Há vários mitos e equívocos comuns associados à disforia de género que é importante esclarecer. Como:
- Disforia de género é uma escolha ou fase passageira;
- Disforia de género é apenas uma questão psicológica;
- Todas as pessoas com disforia de género desejam fazer cirurgia de redesignação sexual;
- Disforia de género é uma fase da infância que a maioria das crianças ultrapassa
Como é que os mais próximos - família e amigos - conseguem ajudar uma pessoa que sofre deste problema?
Apoiar uma pessoa que está a lidar com a disforia de género requer empatia, compreensão e apoio emocional.
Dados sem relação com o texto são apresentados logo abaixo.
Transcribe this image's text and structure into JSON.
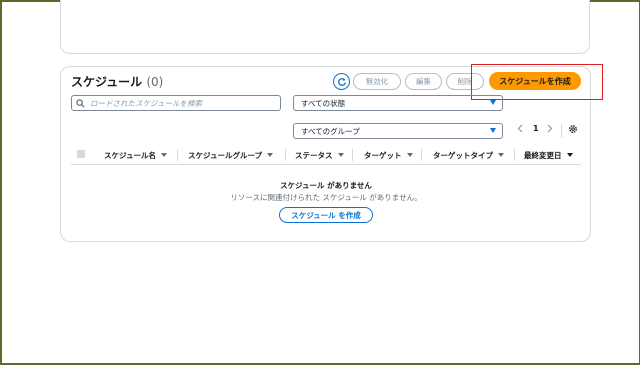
{
  "section": {
    "title": "スケジュール",
    "count": "(0)"
  },
  "toolbar": {
    "disable_label": "無効化",
    "edit_label": "編集",
    "delete_label": "削除",
    "create_label": "スケジュールを作成"
  },
  "search": {
    "placeholder": "ロードされたスケジュールを検索",
    "icon": "search-icon"
  },
  "filters": {
    "state_selected": "すべての状態",
    "group_selected": "すべてのグループ"
  },
  "pagination": {
    "page": "1"
  },
  "table": {
    "columns": [
      "スケジュール名",
      "スケジュールグループ",
      "ステータス",
      "ターゲット",
      "ターゲットタイプ",
      "最終変更日"
    ]
  },
  "empty_state": {
    "title": "スケジュール がありません",
    "subtitle": "リソースに関連付けられた スケジュール がありません。",
    "button_label": "スケジュール を作成"
  },
  "colors": {
    "primary": "#ff9900",
    "link": "#0972d3",
    "highlight": "#e02020"
  }
}
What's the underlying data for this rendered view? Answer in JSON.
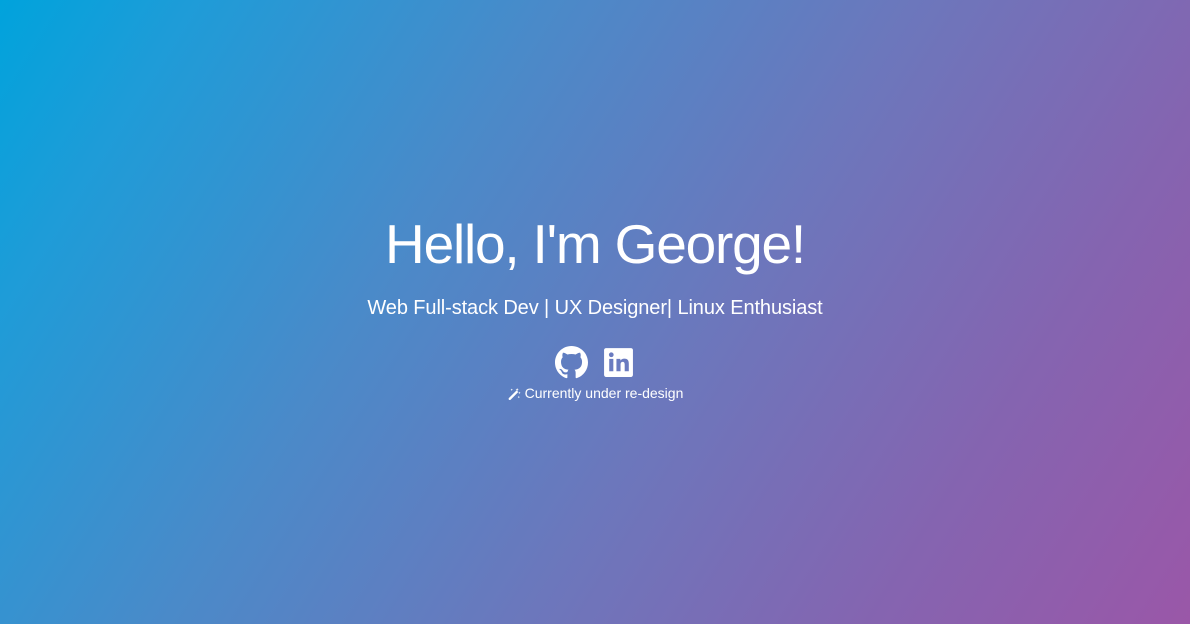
{
  "hero": {
    "title": "Hello, I'm George!",
    "subtitle": "Web Full-stack Dev | UX Designer| Linux Enthusiast",
    "socials": [
      {
        "icon": "github-icon",
        "label": "GitHub"
      },
      {
        "icon": "linkedin-icon",
        "label": "LinkedIn"
      }
    ],
    "status_icon": "magic-wand-icon",
    "status_text": "Currently under re-design"
  },
  "colors": {
    "gradient_start": "#00a3dc",
    "gradient_end": "#9a57a8",
    "text": "#ffffff"
  }
}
Os mais próximos podem escutar e validar; educar-se e informar-se; respeitar pronomes e identidade; oferecer apoio prático; promover um ambiente inclusivo; respeitar o processo da pessoa; procurar apoio para si próprio se necessário.
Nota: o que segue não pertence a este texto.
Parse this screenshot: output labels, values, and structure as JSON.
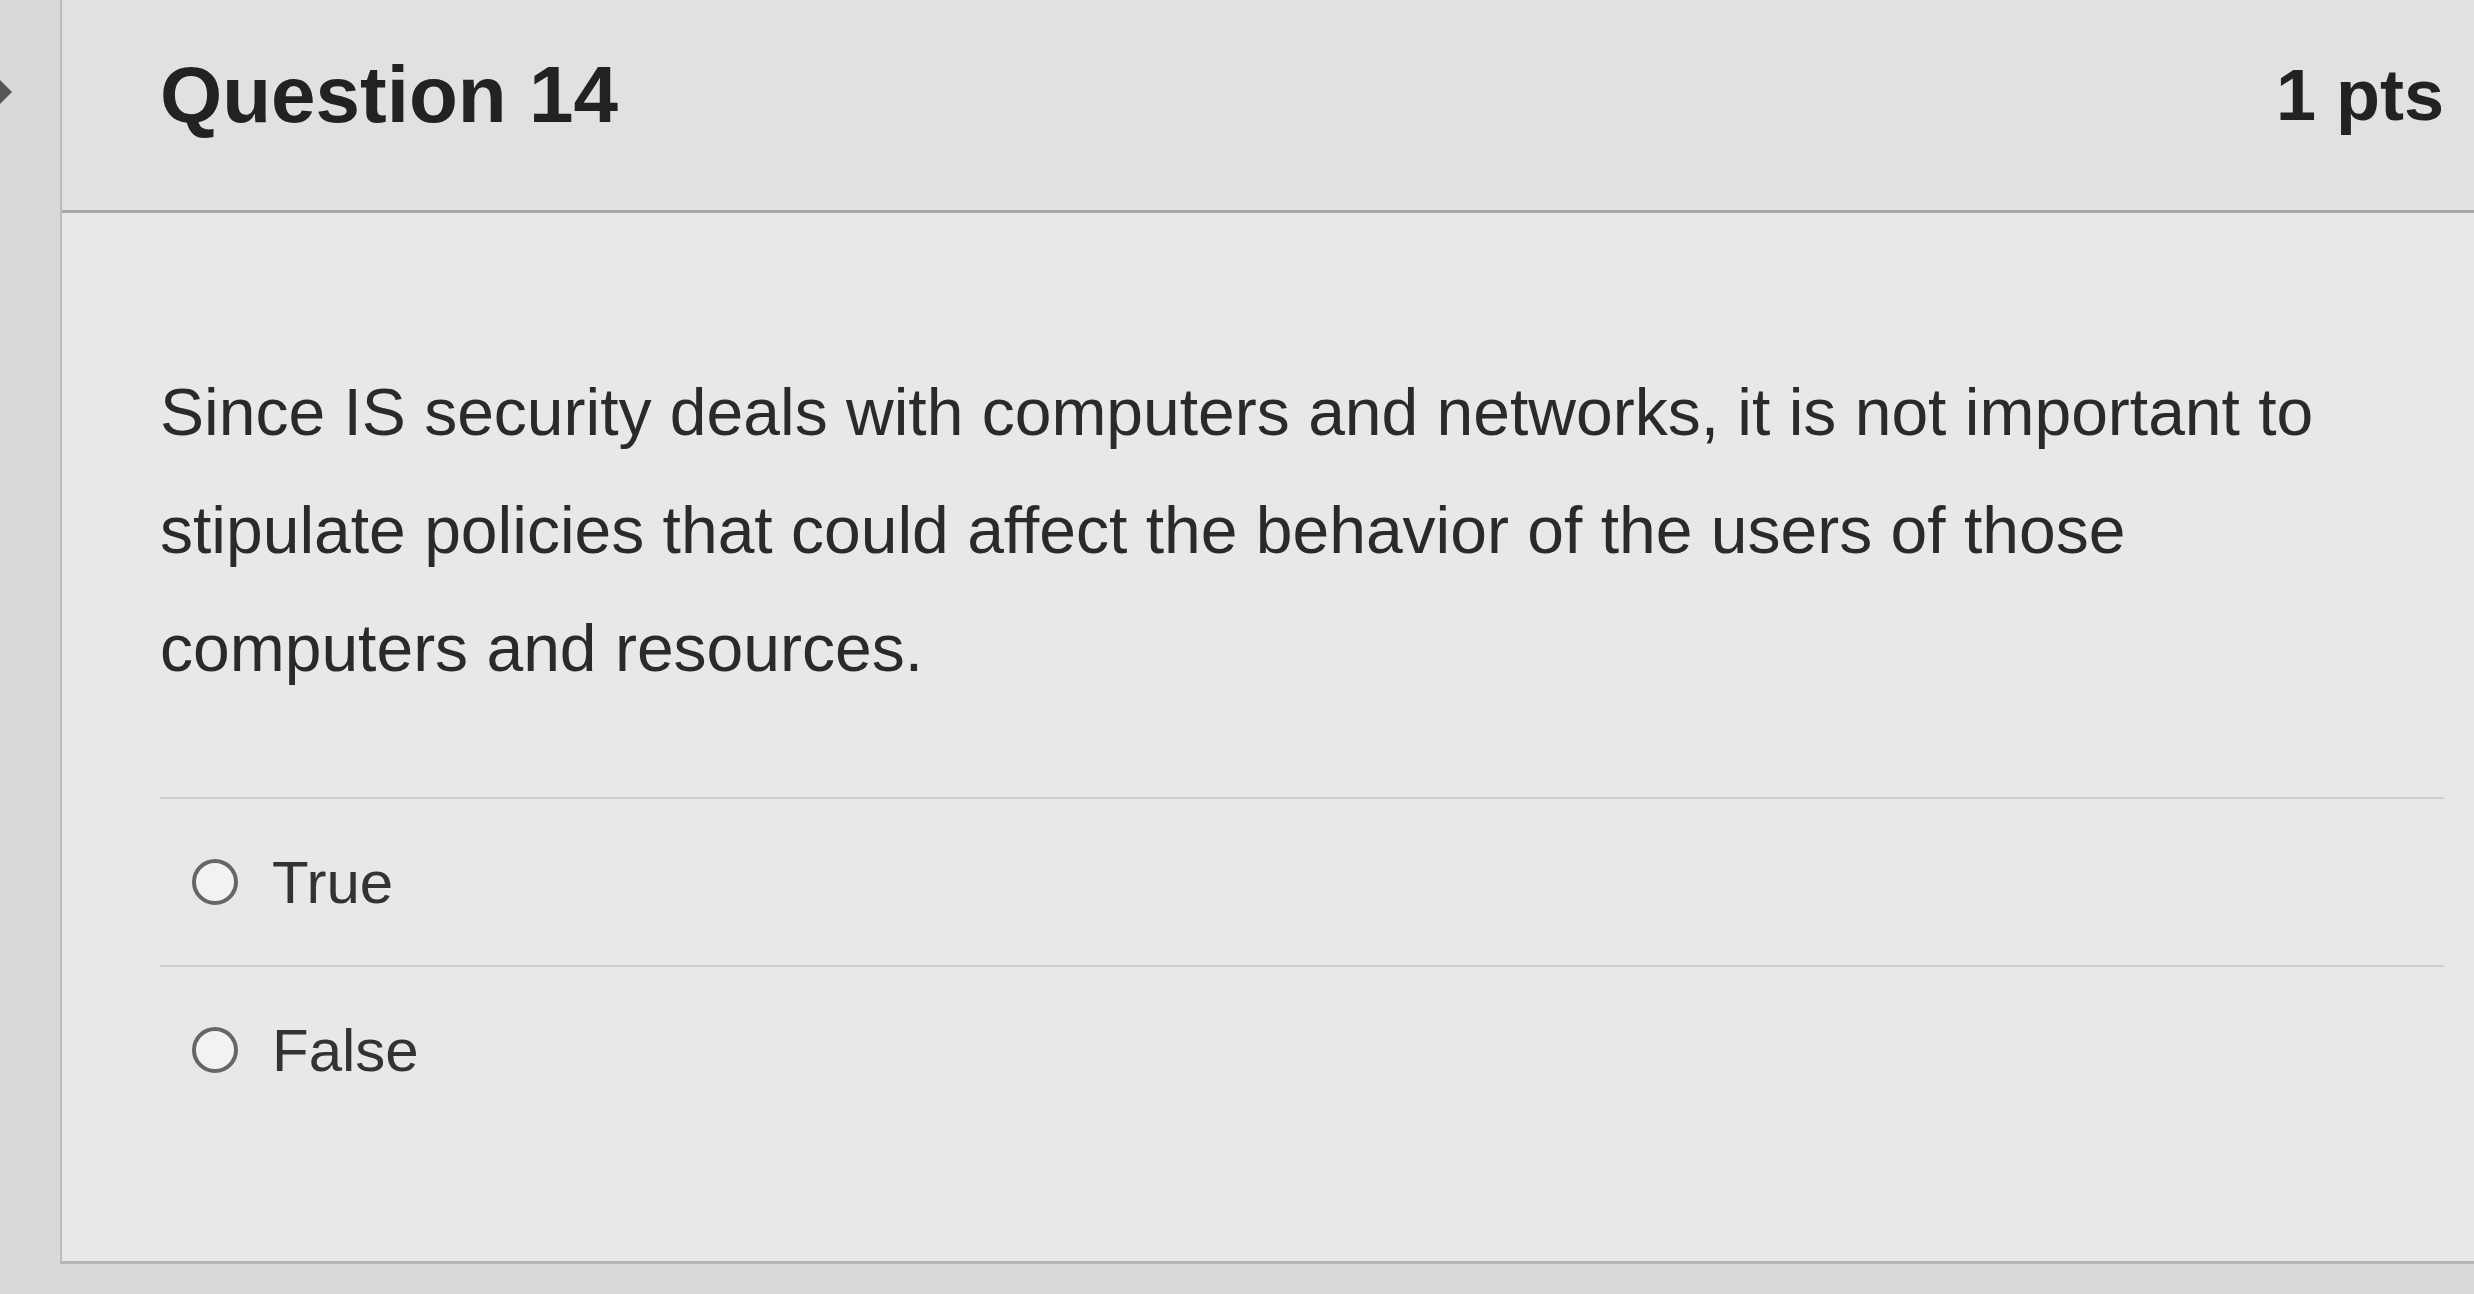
{
  "question": {
    "title": "Question 14",
    "points": "1 pts",
    "text": "Since IS security deals with computers and networks, it is not important to stipulate policies that could affect the behavior of the users of those computers and resources."
  },
  "answers": [
    {
      "label": "True",
      "selected": false
    },
    {
      "label": "False",
      "selected": false
    }
  ]
}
Ao oferecer apoio de maneira respeitosa, compreensiva e solidária, os familiares e amigos podem desempenhar um papel significativo no bem-estar emocional e na aceitação da pessoa com disforia de género.
Que tipo de ajuda deve procurar alguém que tem disforia de género?
É importante ressaltar que o tratamento para disforia de género deve ser personalizado e baseado nas necessidades e desejos individuais da pessoa. Nem todas as pessoas com disforia de género optam por todas as opções de tratamento disponíveis, e a abordagem de tratamento pode variar de acordo com a idade, saúde física, saúde mental e outros fatores individuais. O objetivo do tratamento é ajudar a pessoa a viver uma vida mais autêntica e satisfatória, alinhada com sua identidade de género.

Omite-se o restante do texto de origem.